あれは子供がまだ小さかった45年くらい前のことだったでしょうか。信濃大町の奥、木崎湖や青木湖のさらに奥の白馬東急ホテルに一泊したことがありました。
そのホテルはスイスの山岳ホテルのような三角屋根の木造でした。
部屋は屋根裏部屋の感じのような内装で、小さな縦型の窓がついていました。庭には芝生が広がり、その向こうは森になっています。古いヨーロッパのホテルの雰囲気でした。
そのホテルから暗い森の中を歩き、崖の道を下るとゴンドラの駅があり八方池まで登れたのです。
その八方池まで登る道からは、八方尾根の向うに広がる白馬鑓ケ岳、杓子岳、白馬岳、小蓮華岳などがパノラマのように見えたものです。
それは私ども家族にとっては印象深い旅でした。
その後、数回、白馬東急ホテルに行きましたが、初めての旅ほどの感動がありません。家内の両親と泊まった時には、坂倉準三氏の設計した屋根の形が気に入ったようでした。またフレンチのコースも美味しいと喜んでくれました。
それらの思い出が懐かしく、久しぶりに、白馬駅へ直行する特急あずさに乗りました。一泊二日の小さな旅です。写真にしたがって、年老いて訪ねる曾遊の地への小さな旅日記をお送りします。
特急あずさが青木湖を過ぎ白馬駅に近づくと車窓からは残雪に輝く白馬鑓ケ岳、杓子岳、白馬岳が見えてきます。
白馬岳は2932m、杓子が2812m、そして白馬鑓ケ岳が2903mです。
一番高い白馬岳が右端に低く見えるのは車窓から一番遠方にあるからでしょうか。
ここまで来ると白馬駅はもうすぐです。も一枚車窓からの写真をしめします。
右端が杓子岳でその左が白馬鑓ケ岳のようです。その左に続く尾根は天狗の頭とさらに不帰の険へと繋がっています。
白馬岳に登り、その日本一の大雪渓を渡るのが学生時代からの夢でした。
白馬の大雪渓という言葉を見るたびに血が湧いたものです。
しかしそれは見果てぬ夢に終わってしまいました。
そうです。その夢につられて若い頃、家族連で白馬東急ホテルへ行ったのです。
東急ホテルに着いて中庭に入って見るとそこには45年前と同じように芝生が広がっています。
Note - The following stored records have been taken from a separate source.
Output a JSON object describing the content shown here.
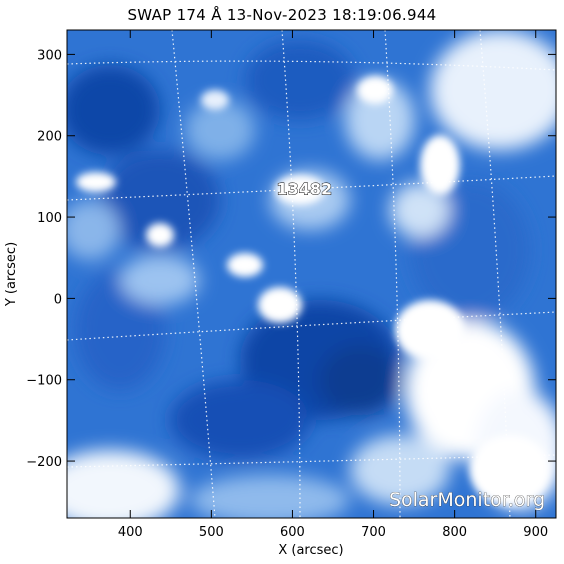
{
  "title": "SWAP 174 Å 13-Nov-2023 18:19:06.944",
  "axes": {
    "x_label": "X (arcsec)",
    "y_label": "Y (arcsec)",
    "x_ticks": [
      "400",
      "500",
      "600",
      "700",
      "800",
      "900"
    ],
    "y_ticks": [
      "300",
      "200",
      "100",
      "0",
      "−100",
      "−200"
    ],
    "x_range": [
      322,
      925
    ],
    "y_range": [
      -270,
      330
    ]
  },
  "active_region": {
    "number": "13482",
    "x": 590,
    "y": 135
  },
  "watermark": "SolarMonitor.org",
  "colors": {
    "deep": "#0b3d91",
    "mid": "#2a6fd0",
    "light": "#9cc3f0",
    "bright": "#ffffff"
  }
}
そして4階の部屋に入ると外の樹木が45年間で大木になっていて部屋を暗い緑色に染めています。
45年の時間の経過の間にいろいろな苦しみや喜びがあったものだと感慨深い思いをしながらベランダから庭を見下ろしていました。
昔はホテルの前からいきなり森に入り、小道を歩いて崖をくだると八方尾根へ上がるためのゴンドラの駅へ行けたのです。
しかしその小道は無くなっていました。
大回りをして車道を歩いて20分くらいで行きました。
ゴンドラの駅の周辺は青草の茂るスキー場です。その一部には左の写真のように乳牛を放牧しています。右の写真は兎平まで上がっているゴンドラです。
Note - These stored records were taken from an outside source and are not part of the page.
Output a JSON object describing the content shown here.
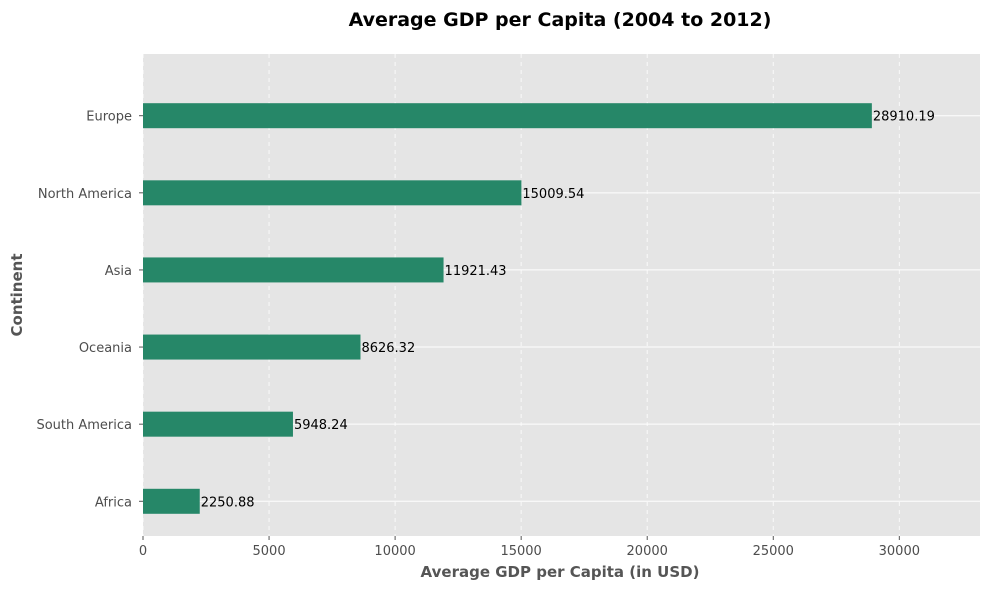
{
  "chart_data": {
    "type": "bar",
    "orientation": "horizontal",
    "title": "Average GDP per Capita (2004 to 2012)",
    "xlabel": "Average GDP per Capita (in USD)",
    "ylabel": "Continent",
    "categories": [
      "Africa",
      "South America",
      "Oceania",
      "Asia",
      "North America",
      "Europe"
    ],
    "values": [
      2250.88,
      5948.24,
      8626.32,
      11921.43,
      15009.54,
      28910.19
    ],
    "value_labels": [
      "2250.88",
      "5948.24",
      "8626.32",
      "11921.43",
      "15009.54",
      "28910.19"
    ],
    "xlim": [
      0,
      33200
    ],
    "xticks": [
      0,
      5000,
      10000,
      15000,
      20000,
      25000,
      30000
    ],
    "xtick_labels": [
      "0",
      "5000",
      "10000",
      "15000",
      "20000",
      "25000",
      "30000"
    ],
    "grid": true,
    "colors": {
      "bar": "#268768",
      "plot_background": "#e5e5e5",
      "grid": "#ffffff"
    }
  }
}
ゴンドラの終点は標高が1400mと高く、その大きな展望台からは北に戸隠山や飯綱山が見えます。写真の左が戸隠の連山で右が飯綱山の連山のようです。空気が澄んでいれば浅間山や八ヶ岳、南アルプスの峰々や富士山まで見えるそうですが今回は見えませんでした。
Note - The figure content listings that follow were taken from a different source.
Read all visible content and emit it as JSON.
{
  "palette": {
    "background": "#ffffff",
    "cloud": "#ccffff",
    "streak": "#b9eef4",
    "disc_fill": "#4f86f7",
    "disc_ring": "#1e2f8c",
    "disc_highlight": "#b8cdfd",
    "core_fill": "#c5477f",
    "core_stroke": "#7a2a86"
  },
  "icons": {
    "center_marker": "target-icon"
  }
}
八方池までは兎平からさらにスキー用のリフトを2つ乗りつなぎ、そこから90分登らなければ行きつけません。
その行程は年老いた体では無理のようなので兎平でゆっくりコーヒーを楽しんで帰ることにしました。下の写真は唐松岳かも知れませんが、こんなに近く見える筈はありませんから、多分、天狗の頭だと思います。
夜は静かなダイニングで久しぶりに正式のコース料理を食し、部屋のベランダで夜の庭を見ながらビールを飲みました。
次の日は、和田野の森を登り切って、黒菱林道をかなり登ったところで引き返してきました。そしてさらにニレ池まで下りて松川の河原から白馬連峰を見上げてホテルに帰ってきました。総行程4時間のハイキングでした。
午後2時38分白馬駅発の特急あずさで帰って来ました。
下は和田野の森のなかにあるホテルの風景とニレ池の風景です。
つまらない旅日記を長々と書いて失礼いたしました。